Наконец в начале февраля 1869 года Пржевальский получил разрешение вернуться к своим исследованиям.

Перед отъездом из Николаевска Пржевальский отправил в Сибирский отдел Географического общества статью, в которой впервые сообщались подробные сведения о народностях Приморья. Статья вскоре была напечатана в «Известиях» Сибирского отдела.

Опять Николай Михайлович встретил весну на озере Ханка. Он оставался здесь до середины мая: наблюдал за перелетом птиц, охотился, приготовлял чучела, собирал растения.

Летом 1869 года Пржевальский исследовал долины рек, впадающих в озеро Ханка с юга и с запада. Эти три последних месяца своего пребывания в Уссурийском крае Пржевальский, то бродя пешком, то плывя в лодке, неделями не видел над собой иного крова, кроме неба, не слышал вокруг иных голосов, кроме птичьих: свистели камышевки, перекликались журавли, токовали фазаны. Громко шумел крыльями японский бекас, неутомимо кружившийся в вышине.

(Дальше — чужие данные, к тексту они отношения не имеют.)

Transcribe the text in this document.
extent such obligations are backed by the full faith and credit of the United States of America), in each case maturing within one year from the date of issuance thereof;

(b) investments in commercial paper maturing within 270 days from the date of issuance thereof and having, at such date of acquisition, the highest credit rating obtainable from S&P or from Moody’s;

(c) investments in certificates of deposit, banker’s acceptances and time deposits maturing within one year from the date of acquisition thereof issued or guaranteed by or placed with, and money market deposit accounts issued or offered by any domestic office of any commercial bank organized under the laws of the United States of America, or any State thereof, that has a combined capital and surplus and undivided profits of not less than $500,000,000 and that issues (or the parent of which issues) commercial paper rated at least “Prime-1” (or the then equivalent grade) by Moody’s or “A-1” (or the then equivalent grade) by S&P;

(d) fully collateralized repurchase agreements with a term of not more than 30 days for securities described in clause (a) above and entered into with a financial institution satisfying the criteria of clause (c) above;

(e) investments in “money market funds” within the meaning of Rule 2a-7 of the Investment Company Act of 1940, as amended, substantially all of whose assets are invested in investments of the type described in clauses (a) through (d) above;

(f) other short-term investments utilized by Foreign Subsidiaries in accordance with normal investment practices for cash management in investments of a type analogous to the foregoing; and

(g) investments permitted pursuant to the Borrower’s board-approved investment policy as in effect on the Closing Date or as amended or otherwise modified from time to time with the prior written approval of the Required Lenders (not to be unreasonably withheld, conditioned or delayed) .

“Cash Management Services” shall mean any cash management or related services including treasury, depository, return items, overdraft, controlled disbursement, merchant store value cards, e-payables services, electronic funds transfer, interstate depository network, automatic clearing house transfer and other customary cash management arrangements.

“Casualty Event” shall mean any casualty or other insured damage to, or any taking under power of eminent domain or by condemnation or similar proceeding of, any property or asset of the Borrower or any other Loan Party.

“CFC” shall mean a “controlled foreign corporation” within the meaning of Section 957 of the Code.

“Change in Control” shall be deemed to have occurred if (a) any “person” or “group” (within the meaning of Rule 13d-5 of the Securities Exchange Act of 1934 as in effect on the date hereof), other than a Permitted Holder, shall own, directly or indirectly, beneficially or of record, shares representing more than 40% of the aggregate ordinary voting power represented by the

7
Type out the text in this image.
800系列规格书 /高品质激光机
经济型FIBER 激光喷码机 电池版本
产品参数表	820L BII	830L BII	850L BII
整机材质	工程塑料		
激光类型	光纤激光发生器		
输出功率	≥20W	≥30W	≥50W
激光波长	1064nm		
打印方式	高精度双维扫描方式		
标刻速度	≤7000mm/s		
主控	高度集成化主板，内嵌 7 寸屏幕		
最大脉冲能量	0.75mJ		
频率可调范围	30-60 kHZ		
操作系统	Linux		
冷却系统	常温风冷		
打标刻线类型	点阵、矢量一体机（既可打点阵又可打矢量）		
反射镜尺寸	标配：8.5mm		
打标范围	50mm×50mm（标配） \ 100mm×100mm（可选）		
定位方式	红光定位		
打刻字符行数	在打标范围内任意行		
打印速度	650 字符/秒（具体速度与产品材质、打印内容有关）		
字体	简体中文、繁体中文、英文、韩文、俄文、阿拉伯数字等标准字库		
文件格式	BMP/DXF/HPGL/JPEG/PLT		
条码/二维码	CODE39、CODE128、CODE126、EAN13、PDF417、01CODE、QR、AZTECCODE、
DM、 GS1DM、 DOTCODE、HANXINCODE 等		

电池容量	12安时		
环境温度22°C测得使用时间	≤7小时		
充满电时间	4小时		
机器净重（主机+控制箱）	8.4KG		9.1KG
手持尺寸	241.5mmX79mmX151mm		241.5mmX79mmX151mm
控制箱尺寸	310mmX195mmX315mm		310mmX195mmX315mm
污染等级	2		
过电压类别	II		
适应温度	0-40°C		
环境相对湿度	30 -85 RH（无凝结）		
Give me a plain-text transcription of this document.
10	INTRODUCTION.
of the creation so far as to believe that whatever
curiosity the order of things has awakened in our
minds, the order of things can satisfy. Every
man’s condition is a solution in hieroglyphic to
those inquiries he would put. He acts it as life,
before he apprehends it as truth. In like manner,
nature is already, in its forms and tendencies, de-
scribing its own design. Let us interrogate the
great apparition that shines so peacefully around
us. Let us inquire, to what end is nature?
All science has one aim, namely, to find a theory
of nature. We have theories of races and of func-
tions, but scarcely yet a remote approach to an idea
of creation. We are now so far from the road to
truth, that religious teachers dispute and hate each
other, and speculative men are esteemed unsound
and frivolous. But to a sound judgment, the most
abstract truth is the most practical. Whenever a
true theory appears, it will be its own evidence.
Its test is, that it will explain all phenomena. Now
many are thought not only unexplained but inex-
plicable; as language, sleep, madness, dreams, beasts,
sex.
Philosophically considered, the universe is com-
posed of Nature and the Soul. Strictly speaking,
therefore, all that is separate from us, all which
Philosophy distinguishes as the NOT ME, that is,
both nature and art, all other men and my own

Далеко кругом не было ни одной человеческой души. Все здесь было еще дико, нетронуто. Густые травы и заросли стояли не измятые ничьей ногой, и только кое-где след на грязи или клочок ощипан-ной травы указывали, что здесь прошел какой-то зверь.

7 августа Пржевальский в последний раз перед отъездом вышел побродить по берегу Ханка.

Вот раскинулись болота и потянулся узкой лентой тальник, где он так часто в засадках подстерегал добычу. Налево извивалась река Сунгача, а там, далеко за болотами, синели горы на берегу Даубихэ.

Пройдя немного, Пржевальский остановился и стал медленно осматриваться, стараясь запечатлеть в памяти расстилавшуюся перед ним картину.

Прощай, Ханка! Прощай, Уссурийский край!..

Пржевальский i_005.jpg

Зимний уссурийский пейзаж. Поселок Фроловка на Сучане. Снимок 90-х годов.